How to implement a buffered / batched FileChannel

2019-08-19 04:05发布

问题:

This does not look trivial, specially for a read/write buffered FileChannel. Is there anything opensource implemented somewhere that I can base my implementation on?


To be clear for those who did not understand:

FileChannel does buffereing in the OS level and I want to do buffering in the Java level. Read here to understand: FileChannel#force and buffering


@Peter I want to write a huge file to disk from a fast message stream. Buffering and batching are the way to go. So I want to batch in Java and then call FileChannel.write.

回答1:

FileChannel only works with ByteBuffers so it is naturally buffered. If you need additional buffering to can copy data from ByteBuffer to ByteBuffer but I am not sure why you would want to.

FileChannel does buffereing in the OS level

FileChannel does tell the OS what to do. The OS usually has a disk cache but FileChannel has no idea whether this is the case or not.

I want to do buffering in the Java level

You are in luck, because you don't have a choice. ;) This is the only option.



回答2:

I recommend using a BufferedOutputStream wrapping a FileOutputStream. I do not believe you will see any performance improvement by mucking with ByteBuffer and FileChannel, and that you'll be left with a lot of hard-to-maintain code if you go that route.

The reasoning is quite simple: regardless of the approach you take, the steps involved are the same:

  1. Generate bytes. You don't say how you plan to do this, and it could introduce an additional level of temporary buffering into the equation. But regardless, the Java data has to be turned into bytes.
  2. Accumulate bytes into a buffer. You want to buffer your data before writing it, so that you're not making lots of small writes.

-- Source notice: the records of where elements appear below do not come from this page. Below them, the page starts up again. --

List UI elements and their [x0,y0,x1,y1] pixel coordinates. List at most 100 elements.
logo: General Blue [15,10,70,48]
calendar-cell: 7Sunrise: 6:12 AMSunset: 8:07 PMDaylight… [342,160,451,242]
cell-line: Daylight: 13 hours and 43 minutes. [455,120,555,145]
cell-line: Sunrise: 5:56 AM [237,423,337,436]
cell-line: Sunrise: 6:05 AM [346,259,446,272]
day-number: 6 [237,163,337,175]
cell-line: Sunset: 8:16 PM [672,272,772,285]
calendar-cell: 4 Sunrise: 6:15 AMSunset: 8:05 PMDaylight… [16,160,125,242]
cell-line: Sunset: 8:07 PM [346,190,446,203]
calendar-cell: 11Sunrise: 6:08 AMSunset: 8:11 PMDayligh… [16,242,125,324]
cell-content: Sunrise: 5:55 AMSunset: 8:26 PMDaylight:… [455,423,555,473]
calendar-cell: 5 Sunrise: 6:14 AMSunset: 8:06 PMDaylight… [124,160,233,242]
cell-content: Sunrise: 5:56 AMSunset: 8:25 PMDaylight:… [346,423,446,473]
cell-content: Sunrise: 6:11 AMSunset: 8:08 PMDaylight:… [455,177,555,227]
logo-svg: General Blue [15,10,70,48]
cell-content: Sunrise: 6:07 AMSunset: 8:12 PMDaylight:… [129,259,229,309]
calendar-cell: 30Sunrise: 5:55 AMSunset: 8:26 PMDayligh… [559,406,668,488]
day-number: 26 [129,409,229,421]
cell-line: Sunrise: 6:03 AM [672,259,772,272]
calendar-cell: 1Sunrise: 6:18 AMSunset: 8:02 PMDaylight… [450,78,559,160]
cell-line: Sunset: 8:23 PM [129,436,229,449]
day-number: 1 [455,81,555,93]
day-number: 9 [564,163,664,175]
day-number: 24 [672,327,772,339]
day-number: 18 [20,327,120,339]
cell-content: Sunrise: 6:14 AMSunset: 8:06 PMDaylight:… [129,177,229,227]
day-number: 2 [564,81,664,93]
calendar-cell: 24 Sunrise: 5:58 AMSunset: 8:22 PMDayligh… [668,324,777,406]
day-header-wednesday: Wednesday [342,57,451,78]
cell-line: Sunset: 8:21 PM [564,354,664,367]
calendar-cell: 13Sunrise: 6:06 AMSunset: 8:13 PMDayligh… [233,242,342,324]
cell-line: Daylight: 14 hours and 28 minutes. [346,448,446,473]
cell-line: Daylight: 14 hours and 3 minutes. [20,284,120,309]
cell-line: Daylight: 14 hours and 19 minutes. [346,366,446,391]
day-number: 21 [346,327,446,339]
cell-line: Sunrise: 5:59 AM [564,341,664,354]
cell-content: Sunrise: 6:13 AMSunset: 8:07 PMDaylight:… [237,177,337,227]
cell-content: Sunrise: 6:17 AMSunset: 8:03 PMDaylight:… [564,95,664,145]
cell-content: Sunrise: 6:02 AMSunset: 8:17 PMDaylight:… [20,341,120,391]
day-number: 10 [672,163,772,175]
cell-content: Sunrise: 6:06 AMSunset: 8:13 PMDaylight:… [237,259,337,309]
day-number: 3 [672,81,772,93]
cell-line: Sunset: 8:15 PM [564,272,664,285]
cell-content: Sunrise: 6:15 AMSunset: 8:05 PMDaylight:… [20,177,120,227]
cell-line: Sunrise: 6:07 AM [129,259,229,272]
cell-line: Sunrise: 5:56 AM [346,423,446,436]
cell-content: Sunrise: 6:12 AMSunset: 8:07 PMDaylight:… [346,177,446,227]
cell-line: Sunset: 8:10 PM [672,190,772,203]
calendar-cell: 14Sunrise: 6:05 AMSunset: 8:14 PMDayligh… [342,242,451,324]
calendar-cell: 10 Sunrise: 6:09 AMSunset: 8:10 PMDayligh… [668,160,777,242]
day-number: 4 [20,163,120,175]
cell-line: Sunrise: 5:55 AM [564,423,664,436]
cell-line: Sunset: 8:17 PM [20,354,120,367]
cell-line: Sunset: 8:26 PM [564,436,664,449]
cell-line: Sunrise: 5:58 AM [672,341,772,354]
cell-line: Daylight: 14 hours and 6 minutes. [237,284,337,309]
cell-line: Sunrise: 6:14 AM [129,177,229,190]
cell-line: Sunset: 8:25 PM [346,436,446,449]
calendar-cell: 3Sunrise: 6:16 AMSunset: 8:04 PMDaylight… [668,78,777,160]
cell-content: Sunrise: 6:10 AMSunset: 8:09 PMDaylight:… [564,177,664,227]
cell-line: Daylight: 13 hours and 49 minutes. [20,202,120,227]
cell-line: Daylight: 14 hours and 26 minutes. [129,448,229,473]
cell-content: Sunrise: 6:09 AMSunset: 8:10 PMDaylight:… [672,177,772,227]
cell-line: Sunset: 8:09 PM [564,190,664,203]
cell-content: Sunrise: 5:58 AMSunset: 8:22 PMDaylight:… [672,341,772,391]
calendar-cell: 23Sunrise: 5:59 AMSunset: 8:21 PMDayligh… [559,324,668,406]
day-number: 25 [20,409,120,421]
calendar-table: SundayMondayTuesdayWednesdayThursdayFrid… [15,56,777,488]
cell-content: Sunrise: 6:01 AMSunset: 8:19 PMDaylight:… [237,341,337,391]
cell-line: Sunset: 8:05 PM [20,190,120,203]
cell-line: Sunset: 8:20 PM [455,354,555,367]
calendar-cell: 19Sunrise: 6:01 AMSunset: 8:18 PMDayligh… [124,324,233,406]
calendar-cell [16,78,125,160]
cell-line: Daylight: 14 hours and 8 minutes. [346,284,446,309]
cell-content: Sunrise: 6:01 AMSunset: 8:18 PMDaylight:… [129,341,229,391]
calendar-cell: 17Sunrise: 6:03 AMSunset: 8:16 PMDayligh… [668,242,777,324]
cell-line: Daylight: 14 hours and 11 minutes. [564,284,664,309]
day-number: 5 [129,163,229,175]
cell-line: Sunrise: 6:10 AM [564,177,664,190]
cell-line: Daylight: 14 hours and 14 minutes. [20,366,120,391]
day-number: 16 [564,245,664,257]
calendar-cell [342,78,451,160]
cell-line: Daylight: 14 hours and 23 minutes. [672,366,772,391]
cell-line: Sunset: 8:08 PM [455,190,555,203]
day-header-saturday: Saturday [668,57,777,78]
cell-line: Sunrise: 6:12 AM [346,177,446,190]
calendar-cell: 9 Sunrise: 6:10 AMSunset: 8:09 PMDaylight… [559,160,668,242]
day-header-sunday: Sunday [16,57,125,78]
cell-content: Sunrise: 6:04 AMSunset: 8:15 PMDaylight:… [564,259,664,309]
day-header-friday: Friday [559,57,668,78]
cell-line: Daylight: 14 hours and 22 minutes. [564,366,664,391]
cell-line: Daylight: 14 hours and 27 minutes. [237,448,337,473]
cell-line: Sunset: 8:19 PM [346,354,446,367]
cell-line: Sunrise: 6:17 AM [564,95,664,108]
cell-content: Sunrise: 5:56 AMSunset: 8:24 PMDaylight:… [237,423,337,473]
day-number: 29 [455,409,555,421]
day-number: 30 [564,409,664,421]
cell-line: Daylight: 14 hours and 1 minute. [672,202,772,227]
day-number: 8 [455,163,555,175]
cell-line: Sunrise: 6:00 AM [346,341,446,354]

That's a given. But where that buffer lives is immaterial.
  3. Move bytes from Java heap to C heap, across JNI barrier. Writing a file is a native operation, and it doesn't read directly from the Java heap. So whether you buffer on the Java heap and then move the buffered bytes, or buffer in a direct ByteBuffer (and yes, you want a direct buffer), you're still moving the bytes. You will make more JNI calls with the ByteBuffer, but that's a marginal cost.
  4. Invoke fwrite, a kernel call that copies bytes from the C heap into a kernel-maintained disk buffer.
  5. Write the kernel buffer to disk. This will outweigh all the other steps combined, because disks are slow.

There may be a few microseconds gained or lost depending on exactly how you implement these steps, but you can't change the basic steps.

The FileChannel does give you the option to call force(), to ensure that step #5 actually happens. This is likely to actually decrease your overall performance, as the underlying fsync call will not return until the bytes are written. And if you really want to do it, you can always get the channel from the underlying stream.

Bottom line: I'm willing to bet that you're actually IO-bound, and there's no cure for that save better hardware.



回答3:

I would have two threads, the producer thread produces ByteBuffers and appends them to the tail a queue, the consumer thread remove some ByteBuffers from the head of the queue each time, and call fileChannel.write(ByteBuffer[]).